“是他自己带来的冰虫脊骨筋。”
沈让紧紧握着拳头,在意识彻底陷入黑暗之际,想到了当年杀死冰虫将冰虫筋脉抽出送给谢时桑当作礼物的画面。
原来他的蛇尾也跟他有关。
眼前闪过最后一抹光,沈让彻底陷入了昏迷。
不知过了多久,再次醒过来。
意识恢复,又经历了一次试验。
如此反复。
沈让不记得自己被注射了多少晶石能源。
但从身体深处吸收的能量来看,应该不少,或许用不了多久就能带着这些晶石能量离开了。
再一次的试验,胃里开始翻江倒海般难受。
他喘息着,胃酸开始上涌。
宴越白似乎察觉到他的变化,让人停下仪器,俯身看他。
沈让眼底已经一片水光,难受得厉害,忍不住想呕吐。
宴越白心疼地将他抱进怀里,拍着他的背轻声安抚着,语气温柔,带着难以掩饰的心疼。
“很难受?先停一下,一会儿再继续吧。

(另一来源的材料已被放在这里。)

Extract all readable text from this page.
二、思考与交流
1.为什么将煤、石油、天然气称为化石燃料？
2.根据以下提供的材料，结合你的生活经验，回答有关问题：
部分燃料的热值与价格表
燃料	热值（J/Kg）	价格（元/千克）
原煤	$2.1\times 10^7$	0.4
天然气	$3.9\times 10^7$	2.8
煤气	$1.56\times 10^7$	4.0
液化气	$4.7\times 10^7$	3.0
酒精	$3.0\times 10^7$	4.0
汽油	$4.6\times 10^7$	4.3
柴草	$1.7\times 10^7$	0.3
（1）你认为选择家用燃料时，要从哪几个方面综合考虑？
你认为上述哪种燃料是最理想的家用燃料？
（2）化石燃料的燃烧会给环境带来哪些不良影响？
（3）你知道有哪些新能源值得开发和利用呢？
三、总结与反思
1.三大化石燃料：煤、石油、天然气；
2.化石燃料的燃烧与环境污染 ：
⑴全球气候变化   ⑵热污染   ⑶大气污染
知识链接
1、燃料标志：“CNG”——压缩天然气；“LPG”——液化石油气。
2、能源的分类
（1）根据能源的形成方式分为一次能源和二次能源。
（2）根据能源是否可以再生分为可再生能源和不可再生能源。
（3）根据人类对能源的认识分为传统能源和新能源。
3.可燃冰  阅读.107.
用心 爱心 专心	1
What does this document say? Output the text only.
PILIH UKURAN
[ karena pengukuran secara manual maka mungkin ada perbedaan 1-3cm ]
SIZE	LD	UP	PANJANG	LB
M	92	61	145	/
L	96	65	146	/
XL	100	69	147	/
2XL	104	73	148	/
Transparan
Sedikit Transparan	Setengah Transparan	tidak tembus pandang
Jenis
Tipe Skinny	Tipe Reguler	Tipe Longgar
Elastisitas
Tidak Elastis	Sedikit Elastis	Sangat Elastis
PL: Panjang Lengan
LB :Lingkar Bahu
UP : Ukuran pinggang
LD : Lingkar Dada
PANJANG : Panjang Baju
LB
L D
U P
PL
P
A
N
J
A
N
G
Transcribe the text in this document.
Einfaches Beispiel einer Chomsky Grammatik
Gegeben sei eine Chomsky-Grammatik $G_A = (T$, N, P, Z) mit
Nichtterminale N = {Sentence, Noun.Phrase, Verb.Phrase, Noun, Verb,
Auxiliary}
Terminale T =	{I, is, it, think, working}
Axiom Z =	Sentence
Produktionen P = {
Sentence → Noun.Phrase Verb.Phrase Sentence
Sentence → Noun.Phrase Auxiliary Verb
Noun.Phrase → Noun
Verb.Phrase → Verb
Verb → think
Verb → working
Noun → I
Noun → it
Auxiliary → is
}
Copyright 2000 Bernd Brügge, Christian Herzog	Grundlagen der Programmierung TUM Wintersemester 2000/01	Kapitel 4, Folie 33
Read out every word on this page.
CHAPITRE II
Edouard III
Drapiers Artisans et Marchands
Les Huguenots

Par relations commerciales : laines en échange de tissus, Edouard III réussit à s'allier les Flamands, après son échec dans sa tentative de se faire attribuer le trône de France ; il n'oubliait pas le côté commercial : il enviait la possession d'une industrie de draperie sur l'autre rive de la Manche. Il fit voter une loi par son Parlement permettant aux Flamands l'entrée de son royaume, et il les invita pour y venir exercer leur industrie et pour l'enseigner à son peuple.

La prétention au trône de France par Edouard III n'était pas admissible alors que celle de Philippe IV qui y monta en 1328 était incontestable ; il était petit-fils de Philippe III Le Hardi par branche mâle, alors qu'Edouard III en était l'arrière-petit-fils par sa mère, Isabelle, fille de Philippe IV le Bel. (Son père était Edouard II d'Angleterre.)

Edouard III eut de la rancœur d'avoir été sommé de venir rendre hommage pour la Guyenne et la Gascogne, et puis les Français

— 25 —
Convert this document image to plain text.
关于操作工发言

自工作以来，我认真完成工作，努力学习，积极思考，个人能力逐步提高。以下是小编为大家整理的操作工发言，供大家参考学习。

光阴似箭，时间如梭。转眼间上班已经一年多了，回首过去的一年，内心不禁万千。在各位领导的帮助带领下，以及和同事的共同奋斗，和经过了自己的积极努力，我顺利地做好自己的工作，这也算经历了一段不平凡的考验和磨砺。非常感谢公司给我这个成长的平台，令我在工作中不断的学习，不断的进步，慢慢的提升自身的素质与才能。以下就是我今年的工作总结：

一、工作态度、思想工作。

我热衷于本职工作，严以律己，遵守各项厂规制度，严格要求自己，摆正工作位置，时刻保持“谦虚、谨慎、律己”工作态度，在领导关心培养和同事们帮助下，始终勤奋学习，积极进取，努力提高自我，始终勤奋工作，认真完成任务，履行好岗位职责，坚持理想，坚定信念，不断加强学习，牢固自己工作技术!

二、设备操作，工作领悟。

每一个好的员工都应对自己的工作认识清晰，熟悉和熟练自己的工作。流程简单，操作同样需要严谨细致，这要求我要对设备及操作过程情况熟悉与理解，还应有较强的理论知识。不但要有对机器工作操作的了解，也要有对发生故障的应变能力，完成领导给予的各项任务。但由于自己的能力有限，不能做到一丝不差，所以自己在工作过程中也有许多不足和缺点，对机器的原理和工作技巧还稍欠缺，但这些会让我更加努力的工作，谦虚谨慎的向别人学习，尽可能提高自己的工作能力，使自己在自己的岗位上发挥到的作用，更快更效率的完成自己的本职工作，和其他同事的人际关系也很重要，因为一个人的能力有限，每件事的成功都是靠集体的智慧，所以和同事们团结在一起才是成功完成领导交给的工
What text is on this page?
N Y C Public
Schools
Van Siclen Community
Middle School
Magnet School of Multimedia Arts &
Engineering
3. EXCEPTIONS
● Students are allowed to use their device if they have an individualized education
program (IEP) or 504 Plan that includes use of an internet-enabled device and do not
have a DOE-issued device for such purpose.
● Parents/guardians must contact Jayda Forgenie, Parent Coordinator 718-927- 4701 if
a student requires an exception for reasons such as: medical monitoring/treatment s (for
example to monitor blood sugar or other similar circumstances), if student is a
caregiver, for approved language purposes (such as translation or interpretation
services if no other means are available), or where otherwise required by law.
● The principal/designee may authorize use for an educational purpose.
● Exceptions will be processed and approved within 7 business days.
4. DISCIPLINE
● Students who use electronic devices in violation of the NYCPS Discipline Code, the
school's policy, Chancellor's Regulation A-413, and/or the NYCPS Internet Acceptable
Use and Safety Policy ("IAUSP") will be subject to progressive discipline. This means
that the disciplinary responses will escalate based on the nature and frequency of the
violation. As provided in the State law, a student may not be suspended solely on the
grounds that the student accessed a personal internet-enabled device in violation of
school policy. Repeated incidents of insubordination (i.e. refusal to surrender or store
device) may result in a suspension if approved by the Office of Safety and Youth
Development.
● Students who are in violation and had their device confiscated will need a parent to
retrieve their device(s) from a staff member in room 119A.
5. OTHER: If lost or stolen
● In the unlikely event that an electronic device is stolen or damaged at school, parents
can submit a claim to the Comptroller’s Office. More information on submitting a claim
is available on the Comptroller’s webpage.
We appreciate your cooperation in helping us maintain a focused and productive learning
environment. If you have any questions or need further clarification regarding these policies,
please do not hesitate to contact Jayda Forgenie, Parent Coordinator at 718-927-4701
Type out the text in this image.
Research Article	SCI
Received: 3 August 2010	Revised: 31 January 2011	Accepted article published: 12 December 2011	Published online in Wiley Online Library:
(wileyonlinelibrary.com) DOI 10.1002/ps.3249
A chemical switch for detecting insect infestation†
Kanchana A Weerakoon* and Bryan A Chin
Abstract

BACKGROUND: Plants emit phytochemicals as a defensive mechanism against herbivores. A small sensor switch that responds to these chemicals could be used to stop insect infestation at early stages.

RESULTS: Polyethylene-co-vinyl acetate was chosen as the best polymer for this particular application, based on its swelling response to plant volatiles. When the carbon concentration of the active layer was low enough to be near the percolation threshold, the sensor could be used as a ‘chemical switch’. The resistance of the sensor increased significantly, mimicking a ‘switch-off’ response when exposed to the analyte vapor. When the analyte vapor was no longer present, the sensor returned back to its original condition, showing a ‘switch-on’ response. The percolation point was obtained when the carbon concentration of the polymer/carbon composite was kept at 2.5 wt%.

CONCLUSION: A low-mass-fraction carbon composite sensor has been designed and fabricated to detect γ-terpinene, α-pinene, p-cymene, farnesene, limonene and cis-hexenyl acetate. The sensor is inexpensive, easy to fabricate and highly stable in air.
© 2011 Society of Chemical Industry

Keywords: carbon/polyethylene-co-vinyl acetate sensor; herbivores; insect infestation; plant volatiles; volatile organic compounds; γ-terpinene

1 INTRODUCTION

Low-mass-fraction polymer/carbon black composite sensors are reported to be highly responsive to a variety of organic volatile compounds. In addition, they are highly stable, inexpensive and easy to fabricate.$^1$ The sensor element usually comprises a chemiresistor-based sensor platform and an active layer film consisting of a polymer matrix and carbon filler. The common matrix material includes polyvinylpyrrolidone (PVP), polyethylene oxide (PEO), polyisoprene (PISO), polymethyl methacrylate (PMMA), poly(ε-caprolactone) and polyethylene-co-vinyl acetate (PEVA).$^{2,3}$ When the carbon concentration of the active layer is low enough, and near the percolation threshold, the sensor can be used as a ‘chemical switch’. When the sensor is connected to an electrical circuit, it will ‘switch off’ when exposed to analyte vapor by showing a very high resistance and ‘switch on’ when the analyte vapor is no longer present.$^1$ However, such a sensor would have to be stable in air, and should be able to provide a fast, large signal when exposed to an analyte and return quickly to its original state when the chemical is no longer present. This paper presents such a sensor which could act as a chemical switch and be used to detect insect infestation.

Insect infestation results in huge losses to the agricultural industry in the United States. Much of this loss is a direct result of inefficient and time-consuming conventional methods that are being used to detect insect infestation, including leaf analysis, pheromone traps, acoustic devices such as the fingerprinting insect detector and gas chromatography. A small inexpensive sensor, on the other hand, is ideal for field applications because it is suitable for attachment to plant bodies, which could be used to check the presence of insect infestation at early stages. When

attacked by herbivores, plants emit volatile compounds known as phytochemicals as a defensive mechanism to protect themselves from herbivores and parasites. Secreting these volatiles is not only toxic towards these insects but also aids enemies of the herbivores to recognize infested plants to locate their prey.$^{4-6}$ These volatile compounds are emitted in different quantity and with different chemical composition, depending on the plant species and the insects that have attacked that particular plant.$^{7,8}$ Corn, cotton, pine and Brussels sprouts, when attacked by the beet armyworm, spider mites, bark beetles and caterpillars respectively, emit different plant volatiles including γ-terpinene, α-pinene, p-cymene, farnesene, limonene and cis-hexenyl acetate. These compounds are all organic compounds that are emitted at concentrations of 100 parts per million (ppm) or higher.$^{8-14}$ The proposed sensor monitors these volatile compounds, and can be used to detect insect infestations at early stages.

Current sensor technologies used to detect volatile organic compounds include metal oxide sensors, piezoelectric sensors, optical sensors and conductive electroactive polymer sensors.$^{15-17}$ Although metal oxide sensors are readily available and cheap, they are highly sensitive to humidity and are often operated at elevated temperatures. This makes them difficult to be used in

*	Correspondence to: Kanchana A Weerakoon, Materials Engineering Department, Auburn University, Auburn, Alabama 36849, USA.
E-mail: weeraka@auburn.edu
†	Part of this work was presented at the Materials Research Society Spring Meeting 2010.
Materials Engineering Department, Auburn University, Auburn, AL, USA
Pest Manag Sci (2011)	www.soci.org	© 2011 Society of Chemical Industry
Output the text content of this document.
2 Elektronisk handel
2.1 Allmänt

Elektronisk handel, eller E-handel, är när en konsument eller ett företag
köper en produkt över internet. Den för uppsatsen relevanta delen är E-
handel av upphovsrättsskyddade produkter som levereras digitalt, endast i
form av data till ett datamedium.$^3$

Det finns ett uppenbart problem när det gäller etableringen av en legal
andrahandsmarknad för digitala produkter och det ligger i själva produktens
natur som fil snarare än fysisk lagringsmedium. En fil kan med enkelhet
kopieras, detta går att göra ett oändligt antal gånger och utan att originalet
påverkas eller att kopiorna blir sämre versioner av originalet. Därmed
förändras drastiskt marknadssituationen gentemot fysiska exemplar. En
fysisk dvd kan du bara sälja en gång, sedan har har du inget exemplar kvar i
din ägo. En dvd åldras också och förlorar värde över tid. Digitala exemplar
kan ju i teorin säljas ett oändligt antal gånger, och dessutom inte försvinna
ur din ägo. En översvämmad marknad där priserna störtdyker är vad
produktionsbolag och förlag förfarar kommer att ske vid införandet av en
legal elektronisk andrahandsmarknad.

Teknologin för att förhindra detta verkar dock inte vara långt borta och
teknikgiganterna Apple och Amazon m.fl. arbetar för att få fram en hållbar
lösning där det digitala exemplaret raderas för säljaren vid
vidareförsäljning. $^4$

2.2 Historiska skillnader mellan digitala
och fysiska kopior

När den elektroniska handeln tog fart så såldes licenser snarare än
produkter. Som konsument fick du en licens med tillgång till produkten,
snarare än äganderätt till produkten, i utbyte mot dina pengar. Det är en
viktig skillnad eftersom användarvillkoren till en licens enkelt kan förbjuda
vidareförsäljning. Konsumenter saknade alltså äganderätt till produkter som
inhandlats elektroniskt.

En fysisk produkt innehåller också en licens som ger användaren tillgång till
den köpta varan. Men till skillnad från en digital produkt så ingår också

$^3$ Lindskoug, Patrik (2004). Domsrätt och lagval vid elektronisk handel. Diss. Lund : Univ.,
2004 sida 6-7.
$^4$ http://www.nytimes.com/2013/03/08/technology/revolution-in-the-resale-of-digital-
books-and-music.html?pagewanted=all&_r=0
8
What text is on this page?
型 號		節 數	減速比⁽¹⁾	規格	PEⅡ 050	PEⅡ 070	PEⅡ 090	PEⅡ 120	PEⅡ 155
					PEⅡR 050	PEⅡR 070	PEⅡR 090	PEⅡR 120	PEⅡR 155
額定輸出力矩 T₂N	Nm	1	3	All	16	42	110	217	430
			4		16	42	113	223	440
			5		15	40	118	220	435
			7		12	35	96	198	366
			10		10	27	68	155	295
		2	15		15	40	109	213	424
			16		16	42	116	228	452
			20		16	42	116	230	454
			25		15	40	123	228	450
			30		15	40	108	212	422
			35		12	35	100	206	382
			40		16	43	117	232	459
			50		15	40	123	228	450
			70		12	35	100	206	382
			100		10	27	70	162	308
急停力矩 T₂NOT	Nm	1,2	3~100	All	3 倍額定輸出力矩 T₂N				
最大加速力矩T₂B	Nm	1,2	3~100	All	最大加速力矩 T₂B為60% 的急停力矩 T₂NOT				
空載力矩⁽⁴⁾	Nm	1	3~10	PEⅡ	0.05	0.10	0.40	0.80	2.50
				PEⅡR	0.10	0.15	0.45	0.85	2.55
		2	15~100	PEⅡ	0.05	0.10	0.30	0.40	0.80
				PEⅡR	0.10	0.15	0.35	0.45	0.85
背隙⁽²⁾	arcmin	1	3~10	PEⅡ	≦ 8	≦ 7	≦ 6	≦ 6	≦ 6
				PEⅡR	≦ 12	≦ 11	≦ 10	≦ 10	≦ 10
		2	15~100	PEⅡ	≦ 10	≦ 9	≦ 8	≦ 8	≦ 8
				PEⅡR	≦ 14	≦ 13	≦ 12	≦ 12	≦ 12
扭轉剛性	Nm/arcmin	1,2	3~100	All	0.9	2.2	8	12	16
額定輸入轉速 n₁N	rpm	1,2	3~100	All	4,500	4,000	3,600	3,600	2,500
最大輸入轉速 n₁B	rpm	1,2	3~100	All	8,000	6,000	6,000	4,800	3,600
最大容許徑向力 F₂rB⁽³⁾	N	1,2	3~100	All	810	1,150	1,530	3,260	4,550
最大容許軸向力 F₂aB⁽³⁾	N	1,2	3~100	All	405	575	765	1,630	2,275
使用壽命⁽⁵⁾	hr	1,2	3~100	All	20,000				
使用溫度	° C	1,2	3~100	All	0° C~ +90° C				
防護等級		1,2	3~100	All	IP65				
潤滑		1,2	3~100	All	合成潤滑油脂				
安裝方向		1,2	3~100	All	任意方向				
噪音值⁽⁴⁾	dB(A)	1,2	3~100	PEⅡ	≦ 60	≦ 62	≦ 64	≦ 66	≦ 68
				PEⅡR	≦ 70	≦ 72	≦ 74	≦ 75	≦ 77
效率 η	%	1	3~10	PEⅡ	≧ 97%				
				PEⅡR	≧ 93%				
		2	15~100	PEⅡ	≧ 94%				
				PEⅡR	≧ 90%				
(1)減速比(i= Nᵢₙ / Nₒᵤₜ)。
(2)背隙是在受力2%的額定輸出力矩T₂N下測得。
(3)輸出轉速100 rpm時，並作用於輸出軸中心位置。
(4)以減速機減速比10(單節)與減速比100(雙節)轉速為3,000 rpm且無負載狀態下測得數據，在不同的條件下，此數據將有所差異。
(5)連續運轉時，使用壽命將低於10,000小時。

”
沈让浑身无力,却坚持推开他,接过助理递来的清水,大口灌下去。
好一会儿,才感觉好了一些。
视线慢慢清晰起来。
宴越白重新揽过他,在他额上亲了一下。
空气猛然一滞。
沈让抬起头,沉默地看着他。
宴越白似乎没有察觉他的异样,摸了摸他的脸,语气还是温柔,“阿让,衣服脏了,我帮你换了。”
沈让忽然推开了他。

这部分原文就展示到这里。